Grande manifestation contre la haine et le racisme, le 12 novembre 2017, à Montréal

Le weekend dernier à Montréal, cette manifestation au caractère ouvert et familial a été une belle occasion de montrer que les Québécois.e.s dans leur ensemble sont ces gens accueillants et ouverts d'esprit qui forment ma société telle que je la connais. Une belle occasion aussi de mettre en sourdine les discours électoralistes qui tirent chacun de leur côté en titillant des peurs irrationnelles, et en montant en épingle des anecdotes.

La manifestation a attiré quelques milliers de personnes de toutes les allégeances, dont Christian Nadeau, le président de la Ligue des droits et libertés, des représentantes et représentants d'Idle No More, des associations de défense des droits des femmes autochtones, des Palestiniens comme des citoyennes et citoyens des communautés musulmanes ainsi que de nombreux autres groupes et personnes qui s'élèvent contre le profilage racial et la discrimination. Tous avaient le même objectif clair: dénoncer la haine et le racisme.

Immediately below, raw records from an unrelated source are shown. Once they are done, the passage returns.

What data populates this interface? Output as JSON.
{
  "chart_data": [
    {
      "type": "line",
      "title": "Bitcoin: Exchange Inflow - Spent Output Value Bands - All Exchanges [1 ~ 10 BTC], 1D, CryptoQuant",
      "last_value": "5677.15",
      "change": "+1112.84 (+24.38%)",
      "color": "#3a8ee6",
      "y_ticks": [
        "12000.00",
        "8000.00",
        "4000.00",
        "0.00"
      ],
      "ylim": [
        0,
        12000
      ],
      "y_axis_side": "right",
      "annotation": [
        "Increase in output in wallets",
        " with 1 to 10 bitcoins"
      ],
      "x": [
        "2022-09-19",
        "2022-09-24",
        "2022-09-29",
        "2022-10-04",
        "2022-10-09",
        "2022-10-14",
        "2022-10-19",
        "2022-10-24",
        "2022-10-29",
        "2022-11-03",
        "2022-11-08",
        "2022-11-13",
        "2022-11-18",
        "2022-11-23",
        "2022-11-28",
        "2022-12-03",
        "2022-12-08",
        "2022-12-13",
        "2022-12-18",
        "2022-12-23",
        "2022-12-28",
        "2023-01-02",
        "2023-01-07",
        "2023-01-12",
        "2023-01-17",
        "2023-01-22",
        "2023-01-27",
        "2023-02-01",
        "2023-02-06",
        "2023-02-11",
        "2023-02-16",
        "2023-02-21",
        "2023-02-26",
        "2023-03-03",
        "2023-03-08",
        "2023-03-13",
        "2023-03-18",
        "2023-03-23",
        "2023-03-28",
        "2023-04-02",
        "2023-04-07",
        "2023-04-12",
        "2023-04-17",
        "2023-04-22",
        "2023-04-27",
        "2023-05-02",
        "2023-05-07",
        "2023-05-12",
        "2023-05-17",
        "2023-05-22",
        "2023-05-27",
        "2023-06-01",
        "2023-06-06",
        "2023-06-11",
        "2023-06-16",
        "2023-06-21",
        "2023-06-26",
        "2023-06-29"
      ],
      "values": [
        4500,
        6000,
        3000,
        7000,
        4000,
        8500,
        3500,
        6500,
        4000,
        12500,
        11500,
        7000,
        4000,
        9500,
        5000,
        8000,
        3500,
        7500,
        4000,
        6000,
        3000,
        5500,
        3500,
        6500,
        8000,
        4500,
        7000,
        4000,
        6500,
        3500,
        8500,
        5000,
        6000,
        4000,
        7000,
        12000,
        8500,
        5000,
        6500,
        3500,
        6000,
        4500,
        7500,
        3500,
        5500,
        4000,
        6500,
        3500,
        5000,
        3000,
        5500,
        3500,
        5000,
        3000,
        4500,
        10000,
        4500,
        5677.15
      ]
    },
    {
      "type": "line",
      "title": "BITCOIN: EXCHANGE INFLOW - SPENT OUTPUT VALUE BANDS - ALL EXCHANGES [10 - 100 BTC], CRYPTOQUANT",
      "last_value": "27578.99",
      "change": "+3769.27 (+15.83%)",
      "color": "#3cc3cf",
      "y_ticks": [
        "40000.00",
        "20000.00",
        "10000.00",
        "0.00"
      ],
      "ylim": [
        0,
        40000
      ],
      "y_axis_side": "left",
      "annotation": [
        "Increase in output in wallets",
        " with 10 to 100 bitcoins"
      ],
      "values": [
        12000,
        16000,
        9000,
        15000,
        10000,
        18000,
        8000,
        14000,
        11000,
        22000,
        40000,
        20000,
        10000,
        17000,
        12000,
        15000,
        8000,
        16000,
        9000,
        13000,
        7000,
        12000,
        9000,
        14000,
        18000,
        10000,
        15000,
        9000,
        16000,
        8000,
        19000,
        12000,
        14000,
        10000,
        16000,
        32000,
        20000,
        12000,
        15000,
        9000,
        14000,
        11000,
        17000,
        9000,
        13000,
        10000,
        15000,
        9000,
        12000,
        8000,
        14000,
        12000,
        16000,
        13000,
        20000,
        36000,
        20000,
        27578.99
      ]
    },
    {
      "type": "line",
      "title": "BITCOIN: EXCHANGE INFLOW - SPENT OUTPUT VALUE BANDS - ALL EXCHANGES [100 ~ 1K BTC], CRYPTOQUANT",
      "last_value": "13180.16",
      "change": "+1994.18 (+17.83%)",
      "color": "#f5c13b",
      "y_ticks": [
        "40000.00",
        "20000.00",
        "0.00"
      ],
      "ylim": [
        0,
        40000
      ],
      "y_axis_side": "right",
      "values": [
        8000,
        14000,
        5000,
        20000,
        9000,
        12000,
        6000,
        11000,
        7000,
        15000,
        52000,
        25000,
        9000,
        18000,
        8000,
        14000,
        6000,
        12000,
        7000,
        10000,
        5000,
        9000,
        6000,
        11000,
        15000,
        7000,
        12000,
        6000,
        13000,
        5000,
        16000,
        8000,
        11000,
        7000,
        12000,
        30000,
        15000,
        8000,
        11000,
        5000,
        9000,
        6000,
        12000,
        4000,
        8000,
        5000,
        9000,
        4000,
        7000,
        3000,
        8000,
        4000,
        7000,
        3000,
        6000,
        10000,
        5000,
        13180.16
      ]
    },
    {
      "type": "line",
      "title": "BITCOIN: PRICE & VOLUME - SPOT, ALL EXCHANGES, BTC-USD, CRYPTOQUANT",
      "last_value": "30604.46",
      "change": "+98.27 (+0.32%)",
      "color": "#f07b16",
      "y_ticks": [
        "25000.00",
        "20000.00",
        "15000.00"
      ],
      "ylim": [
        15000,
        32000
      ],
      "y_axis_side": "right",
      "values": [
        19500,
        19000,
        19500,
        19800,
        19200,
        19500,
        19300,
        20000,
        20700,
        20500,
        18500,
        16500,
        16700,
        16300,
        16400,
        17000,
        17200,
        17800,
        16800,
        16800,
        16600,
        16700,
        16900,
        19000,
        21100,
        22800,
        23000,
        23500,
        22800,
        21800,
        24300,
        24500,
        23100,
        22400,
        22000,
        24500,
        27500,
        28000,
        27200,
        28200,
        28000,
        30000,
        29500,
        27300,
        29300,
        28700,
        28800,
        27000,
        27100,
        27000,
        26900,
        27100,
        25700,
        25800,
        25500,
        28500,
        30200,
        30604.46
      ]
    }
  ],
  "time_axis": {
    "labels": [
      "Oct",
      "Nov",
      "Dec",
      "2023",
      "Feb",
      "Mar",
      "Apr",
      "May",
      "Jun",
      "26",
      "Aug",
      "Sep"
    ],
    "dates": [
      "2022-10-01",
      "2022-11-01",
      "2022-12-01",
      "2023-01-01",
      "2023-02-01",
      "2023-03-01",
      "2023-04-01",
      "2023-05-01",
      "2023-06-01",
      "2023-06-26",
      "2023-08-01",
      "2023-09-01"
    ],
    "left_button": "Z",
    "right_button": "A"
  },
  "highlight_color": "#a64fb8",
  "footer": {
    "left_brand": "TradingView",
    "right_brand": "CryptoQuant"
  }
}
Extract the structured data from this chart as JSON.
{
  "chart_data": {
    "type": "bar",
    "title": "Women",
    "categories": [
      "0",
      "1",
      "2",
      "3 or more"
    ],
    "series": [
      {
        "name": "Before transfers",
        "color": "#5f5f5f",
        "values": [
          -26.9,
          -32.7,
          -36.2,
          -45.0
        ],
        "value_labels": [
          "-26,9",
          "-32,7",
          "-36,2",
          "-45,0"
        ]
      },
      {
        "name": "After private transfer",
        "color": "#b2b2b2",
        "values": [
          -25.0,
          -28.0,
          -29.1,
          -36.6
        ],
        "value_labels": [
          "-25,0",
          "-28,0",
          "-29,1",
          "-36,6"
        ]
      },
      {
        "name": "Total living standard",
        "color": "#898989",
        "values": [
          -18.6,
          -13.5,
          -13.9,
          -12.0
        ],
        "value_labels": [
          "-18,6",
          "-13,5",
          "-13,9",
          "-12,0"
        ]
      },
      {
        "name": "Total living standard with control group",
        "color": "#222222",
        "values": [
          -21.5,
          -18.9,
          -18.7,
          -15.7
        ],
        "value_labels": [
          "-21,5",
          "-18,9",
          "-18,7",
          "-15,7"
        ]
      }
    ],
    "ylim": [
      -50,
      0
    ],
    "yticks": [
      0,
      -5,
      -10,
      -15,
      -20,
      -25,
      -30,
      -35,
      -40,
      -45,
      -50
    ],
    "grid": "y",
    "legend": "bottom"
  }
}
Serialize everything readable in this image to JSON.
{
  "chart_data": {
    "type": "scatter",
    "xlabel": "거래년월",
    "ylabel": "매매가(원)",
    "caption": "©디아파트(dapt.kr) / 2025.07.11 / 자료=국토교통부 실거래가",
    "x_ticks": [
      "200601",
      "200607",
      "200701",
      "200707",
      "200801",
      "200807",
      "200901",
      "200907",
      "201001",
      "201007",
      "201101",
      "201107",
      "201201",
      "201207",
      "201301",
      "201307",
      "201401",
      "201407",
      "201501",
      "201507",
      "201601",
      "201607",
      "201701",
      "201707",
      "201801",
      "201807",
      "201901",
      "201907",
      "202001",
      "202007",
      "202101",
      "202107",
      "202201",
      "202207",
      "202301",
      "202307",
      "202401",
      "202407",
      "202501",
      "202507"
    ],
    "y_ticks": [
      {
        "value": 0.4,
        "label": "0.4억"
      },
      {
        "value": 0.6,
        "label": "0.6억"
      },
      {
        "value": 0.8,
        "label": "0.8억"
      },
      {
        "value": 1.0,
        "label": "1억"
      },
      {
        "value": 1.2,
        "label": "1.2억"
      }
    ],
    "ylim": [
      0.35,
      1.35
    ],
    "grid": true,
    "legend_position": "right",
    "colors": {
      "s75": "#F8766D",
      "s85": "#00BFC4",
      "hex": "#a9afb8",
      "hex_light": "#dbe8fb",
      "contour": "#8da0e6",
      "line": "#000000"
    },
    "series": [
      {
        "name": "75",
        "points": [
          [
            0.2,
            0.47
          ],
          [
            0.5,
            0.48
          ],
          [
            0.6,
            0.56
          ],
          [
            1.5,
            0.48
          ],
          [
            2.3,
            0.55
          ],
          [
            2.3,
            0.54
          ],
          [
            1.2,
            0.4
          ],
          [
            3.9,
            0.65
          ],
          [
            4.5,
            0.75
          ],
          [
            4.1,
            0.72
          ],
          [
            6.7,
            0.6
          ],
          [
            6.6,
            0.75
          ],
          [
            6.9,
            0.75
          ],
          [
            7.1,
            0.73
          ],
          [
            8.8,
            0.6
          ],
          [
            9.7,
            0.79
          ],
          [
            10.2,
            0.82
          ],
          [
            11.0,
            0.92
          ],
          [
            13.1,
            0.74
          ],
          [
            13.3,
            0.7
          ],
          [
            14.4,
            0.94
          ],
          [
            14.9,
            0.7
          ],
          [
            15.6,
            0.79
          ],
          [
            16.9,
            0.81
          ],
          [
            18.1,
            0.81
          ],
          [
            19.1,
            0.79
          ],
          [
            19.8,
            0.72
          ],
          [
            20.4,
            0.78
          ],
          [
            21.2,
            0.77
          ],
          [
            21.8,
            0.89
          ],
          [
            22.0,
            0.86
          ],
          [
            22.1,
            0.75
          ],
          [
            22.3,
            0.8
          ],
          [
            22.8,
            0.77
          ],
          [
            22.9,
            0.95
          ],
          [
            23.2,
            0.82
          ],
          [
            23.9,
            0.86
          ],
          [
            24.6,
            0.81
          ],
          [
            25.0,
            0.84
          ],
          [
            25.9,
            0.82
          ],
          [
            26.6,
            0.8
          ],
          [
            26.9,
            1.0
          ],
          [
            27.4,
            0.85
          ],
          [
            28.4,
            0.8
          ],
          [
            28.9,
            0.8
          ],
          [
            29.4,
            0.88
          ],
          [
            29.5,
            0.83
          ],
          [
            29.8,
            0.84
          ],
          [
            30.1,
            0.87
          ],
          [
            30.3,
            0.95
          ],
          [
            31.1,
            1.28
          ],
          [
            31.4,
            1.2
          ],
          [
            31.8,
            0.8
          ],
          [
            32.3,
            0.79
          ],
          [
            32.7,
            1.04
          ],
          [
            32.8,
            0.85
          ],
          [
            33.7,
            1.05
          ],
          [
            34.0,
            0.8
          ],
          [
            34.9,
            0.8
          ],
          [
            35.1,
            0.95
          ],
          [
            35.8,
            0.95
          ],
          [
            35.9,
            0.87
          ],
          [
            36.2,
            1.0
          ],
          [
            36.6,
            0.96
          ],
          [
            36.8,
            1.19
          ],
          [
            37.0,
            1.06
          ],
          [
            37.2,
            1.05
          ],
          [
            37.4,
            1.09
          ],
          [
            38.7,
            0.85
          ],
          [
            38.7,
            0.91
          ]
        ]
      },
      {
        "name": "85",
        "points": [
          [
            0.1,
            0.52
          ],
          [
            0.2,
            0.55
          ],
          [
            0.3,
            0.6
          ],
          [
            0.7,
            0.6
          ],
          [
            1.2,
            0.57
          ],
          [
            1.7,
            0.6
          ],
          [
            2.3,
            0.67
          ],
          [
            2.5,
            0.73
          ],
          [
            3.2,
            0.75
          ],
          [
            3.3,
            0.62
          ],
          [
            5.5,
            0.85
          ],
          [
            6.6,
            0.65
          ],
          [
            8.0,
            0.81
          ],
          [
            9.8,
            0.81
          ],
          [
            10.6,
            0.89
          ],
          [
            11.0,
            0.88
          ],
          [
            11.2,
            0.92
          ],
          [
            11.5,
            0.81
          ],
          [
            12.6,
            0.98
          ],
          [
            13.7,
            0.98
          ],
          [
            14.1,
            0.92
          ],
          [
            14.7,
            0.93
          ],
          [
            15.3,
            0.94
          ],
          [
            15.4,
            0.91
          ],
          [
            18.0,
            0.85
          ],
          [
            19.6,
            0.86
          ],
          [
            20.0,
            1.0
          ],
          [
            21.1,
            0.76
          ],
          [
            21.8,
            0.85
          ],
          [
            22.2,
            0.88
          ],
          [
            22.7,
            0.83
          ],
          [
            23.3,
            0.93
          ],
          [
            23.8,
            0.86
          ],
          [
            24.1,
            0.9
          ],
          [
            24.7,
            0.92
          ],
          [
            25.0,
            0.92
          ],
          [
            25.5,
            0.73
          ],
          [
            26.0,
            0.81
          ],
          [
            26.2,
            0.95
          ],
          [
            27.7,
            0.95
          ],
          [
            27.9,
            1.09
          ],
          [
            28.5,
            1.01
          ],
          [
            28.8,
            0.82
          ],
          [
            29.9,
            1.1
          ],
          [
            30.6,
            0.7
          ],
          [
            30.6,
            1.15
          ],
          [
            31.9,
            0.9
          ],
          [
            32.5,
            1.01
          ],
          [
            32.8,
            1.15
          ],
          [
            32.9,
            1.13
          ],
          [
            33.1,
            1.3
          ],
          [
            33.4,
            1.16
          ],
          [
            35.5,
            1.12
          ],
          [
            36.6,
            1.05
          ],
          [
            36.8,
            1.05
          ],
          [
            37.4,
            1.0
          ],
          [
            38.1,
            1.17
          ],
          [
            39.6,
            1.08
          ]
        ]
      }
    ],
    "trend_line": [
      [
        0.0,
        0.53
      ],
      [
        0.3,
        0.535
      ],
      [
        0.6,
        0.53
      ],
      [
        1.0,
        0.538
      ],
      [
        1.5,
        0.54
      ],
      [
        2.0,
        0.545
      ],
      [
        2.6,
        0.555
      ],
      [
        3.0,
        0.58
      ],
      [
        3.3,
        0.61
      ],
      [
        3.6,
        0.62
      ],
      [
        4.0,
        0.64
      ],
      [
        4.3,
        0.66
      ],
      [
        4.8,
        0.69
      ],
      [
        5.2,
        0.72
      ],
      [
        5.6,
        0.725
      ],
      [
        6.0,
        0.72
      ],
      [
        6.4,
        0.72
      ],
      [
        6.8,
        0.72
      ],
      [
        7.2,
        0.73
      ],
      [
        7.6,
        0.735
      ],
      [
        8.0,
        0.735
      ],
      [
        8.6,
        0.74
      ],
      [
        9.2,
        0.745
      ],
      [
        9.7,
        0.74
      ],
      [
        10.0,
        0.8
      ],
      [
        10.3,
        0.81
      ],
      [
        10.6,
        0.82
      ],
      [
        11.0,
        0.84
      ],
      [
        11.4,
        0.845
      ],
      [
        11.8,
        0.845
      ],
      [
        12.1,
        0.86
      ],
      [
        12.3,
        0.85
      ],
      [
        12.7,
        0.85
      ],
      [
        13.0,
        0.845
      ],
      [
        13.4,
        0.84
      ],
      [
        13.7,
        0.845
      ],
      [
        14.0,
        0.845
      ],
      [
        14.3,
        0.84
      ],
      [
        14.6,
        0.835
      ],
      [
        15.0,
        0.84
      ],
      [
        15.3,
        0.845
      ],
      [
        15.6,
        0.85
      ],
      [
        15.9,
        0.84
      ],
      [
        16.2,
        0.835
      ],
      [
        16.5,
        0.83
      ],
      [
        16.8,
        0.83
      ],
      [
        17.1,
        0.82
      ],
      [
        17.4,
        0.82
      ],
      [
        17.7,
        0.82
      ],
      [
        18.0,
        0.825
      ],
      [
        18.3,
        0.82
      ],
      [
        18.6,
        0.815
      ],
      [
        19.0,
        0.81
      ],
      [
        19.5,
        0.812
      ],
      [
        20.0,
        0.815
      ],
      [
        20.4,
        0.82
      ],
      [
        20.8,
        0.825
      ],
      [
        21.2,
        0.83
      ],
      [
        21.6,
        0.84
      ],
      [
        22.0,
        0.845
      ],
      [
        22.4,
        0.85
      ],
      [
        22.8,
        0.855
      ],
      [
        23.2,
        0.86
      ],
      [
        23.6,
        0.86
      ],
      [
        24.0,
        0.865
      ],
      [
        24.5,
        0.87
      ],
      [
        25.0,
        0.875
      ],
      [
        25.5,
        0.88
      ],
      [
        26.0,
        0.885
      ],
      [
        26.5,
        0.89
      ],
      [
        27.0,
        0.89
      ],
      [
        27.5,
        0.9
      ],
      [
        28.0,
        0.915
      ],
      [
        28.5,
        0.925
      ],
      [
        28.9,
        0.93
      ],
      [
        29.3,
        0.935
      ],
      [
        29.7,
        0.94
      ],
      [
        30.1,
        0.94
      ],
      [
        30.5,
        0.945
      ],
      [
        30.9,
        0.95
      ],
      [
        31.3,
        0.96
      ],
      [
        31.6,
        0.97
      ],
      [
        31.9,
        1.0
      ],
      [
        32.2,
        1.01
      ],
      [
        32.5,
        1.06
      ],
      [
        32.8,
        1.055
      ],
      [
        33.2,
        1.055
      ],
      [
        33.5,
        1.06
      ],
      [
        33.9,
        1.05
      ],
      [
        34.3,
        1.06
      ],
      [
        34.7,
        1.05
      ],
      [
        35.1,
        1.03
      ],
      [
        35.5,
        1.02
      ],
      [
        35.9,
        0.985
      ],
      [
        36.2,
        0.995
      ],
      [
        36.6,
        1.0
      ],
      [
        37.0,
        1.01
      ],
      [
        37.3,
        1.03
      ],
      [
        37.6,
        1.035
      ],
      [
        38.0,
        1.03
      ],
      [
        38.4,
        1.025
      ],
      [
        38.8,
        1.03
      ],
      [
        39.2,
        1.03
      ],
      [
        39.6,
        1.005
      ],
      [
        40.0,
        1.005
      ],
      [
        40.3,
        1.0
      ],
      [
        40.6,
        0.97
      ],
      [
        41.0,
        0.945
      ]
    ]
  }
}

En observant ce rassemblement pacifique, et en raison de la désinformation que j'avais vu certains propager avant sa tenue, je me suis dit qu'autant ça m'agace quand je lis ou j'entends dire que tous les péquistes sont racistes, que tous les caquistes veulent manger du musulman, que tous les membres de QS sont de méchants communistes, autant ça me tanne de voir tous les antifas québécois jetés dans le même panier de crabes violents, être qualifiés systématiquement de militants qui ne chercheraient qu'à faire du grabuge.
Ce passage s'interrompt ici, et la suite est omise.